Nonparametric Least Squares Estimators for Interval Censoring

TL;DR

This paper investigates the limit distribution of nonparametric estimators for interval censored data, proving consistency of a least squares estimator, comparing it with the MLE, and discussing computational methods and limitations in observing the conjectured limit behavior.

Contribution

It introduces a consistent nonparametric isotonic least squares estimator for interval censoring and compares its performance with the MLE, including computational aspects and theoretical insights.

Findings

Limit distribution remains unclear for large samples.

The least squares estimator is consistent and comparable to the MLE.

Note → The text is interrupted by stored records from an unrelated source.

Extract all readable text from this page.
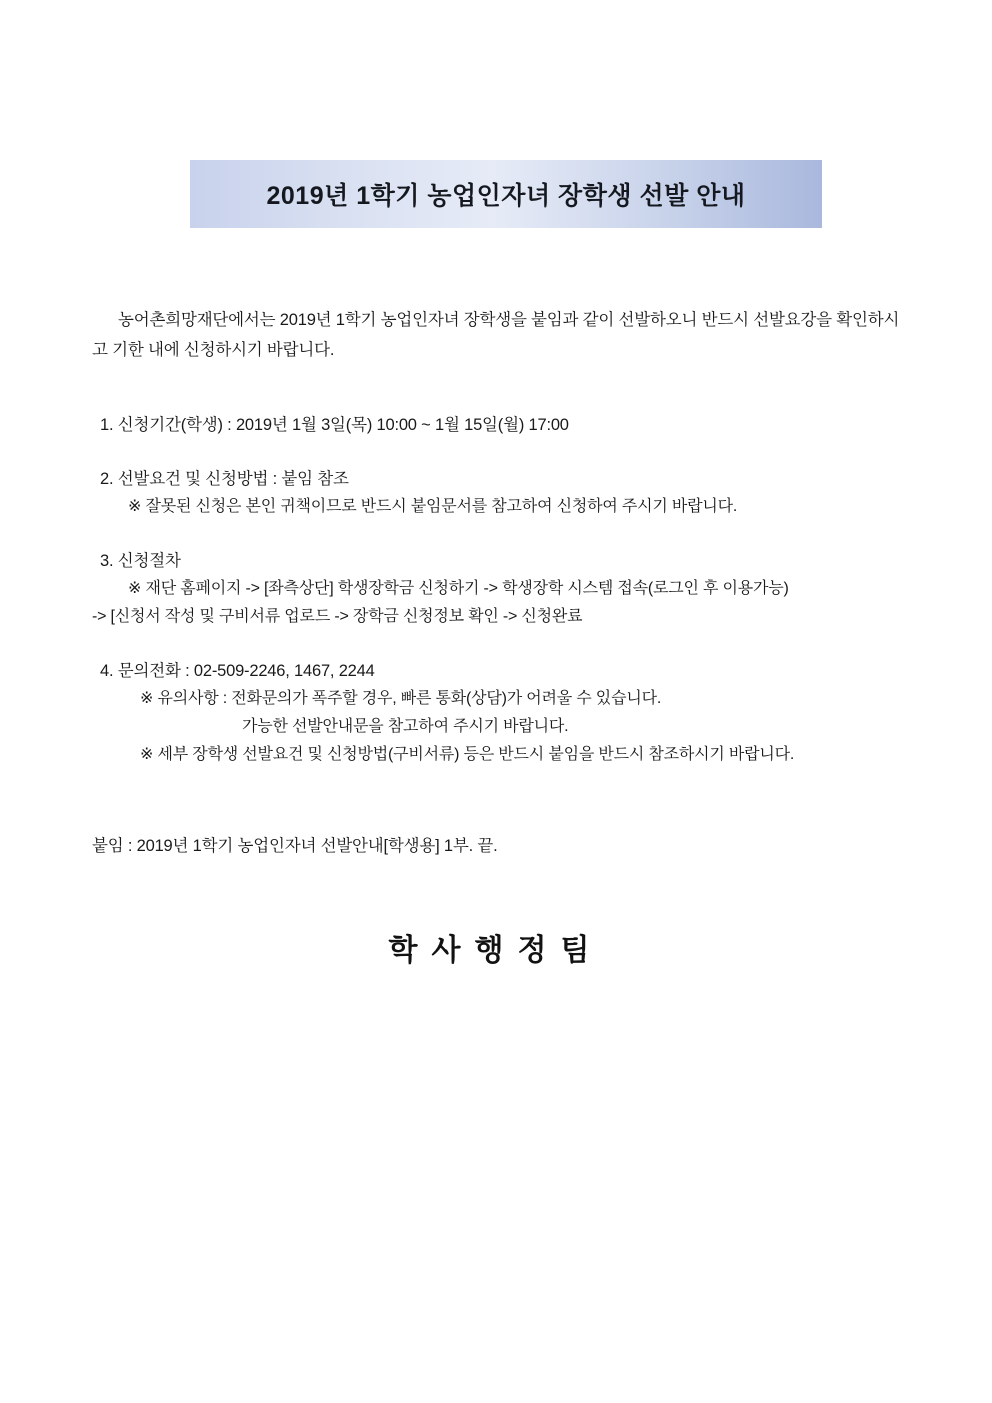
2019년 1학기 농업인자녀 장학생 선발 안내

농어촌희망재단에서는 2019년 1학기 농업인자녀 장학생을 붙임과 같이 선발하오니 반드시 선발요강을 확인하시고 기한 내에 신청하시기 바랍니다.

1. 신청기간(학생) : 2019년 1월 3일(목) 10:00 ~ 1월 15일(월) 17:00

2. 선발요건 및 신청방법 : 붙임 참조

※ 잘못된 신청은 본인 귀책이므로 반드시 붙임문서를 참고하여 신청하여 주시기 바랍니다.

3. 신청절차

※ 재단 홈페이지 -> [좌측상단] 학생장학금 신청하기 -> 학생장학 시스템 접속(로그인 후 이용가능)

-> [신청서 작성 및 구비서류 업로드 -> 장학금 신청정보 확인 -> 신청완료

4. 문의전화 : 02-509-2246, 1467, 2244

※ 유의사항 : 전화문의가 폭주할 경우, 빠른 통화(상담)가 어려울 수 있습니다.

가능한 선발안내문을 참고하여 주시기 바랍니다.

※ 세부 장학생 선발요건 및 신청방법(구비서류) 등은 반드시 붙임을 반드시 참조하시기 바랍니다.

붙임 : 2019년 1학기 농업인자녀 선발안내[학생용] 1부. 끝.

학사행정팀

Computational methods using iterative convex minorant are provided.

Abstract

The limit distribution of the nonparametric maximum likelihood estimator for interval censored data with more than one observation time per unobservable observation, is still unknown in general. For the so-called separated case, where one has observation times which are at a distance larger than a fixed positive epsilon, the limit distribution was derived in [5]. For the non-separated case there is a conjectured limit distribution, given in [10], Section 5.2 of Part 2. Whether this conjecture holds is still unknown, but the present paper shows that for sample sizes 1000 and 10,000 this limit behavior is still not clearly seen. We prove consistency of a related nonparametric isotonic least squares estimator and sketch of the proof for its limit distribution. We also provide simulation results to show how the nonparametric MLE and least squares estimator behave in comparison. Moreover, we discuss a simpler least squares estimator that can be computed in one step, but is inferior to the other least squares estimator, since it does not use all information. For the simplest model of interval censoring, the current status model, the nonparametric maximum likelihood and least squares estimators are the same. This equivalence breaks down if there are more observation times per unobservable observation. The computations for the simulation of the more complicated interval censoring model were performed by using the iterative convex minorant algorithm. They are provided in the GitHub repository [7].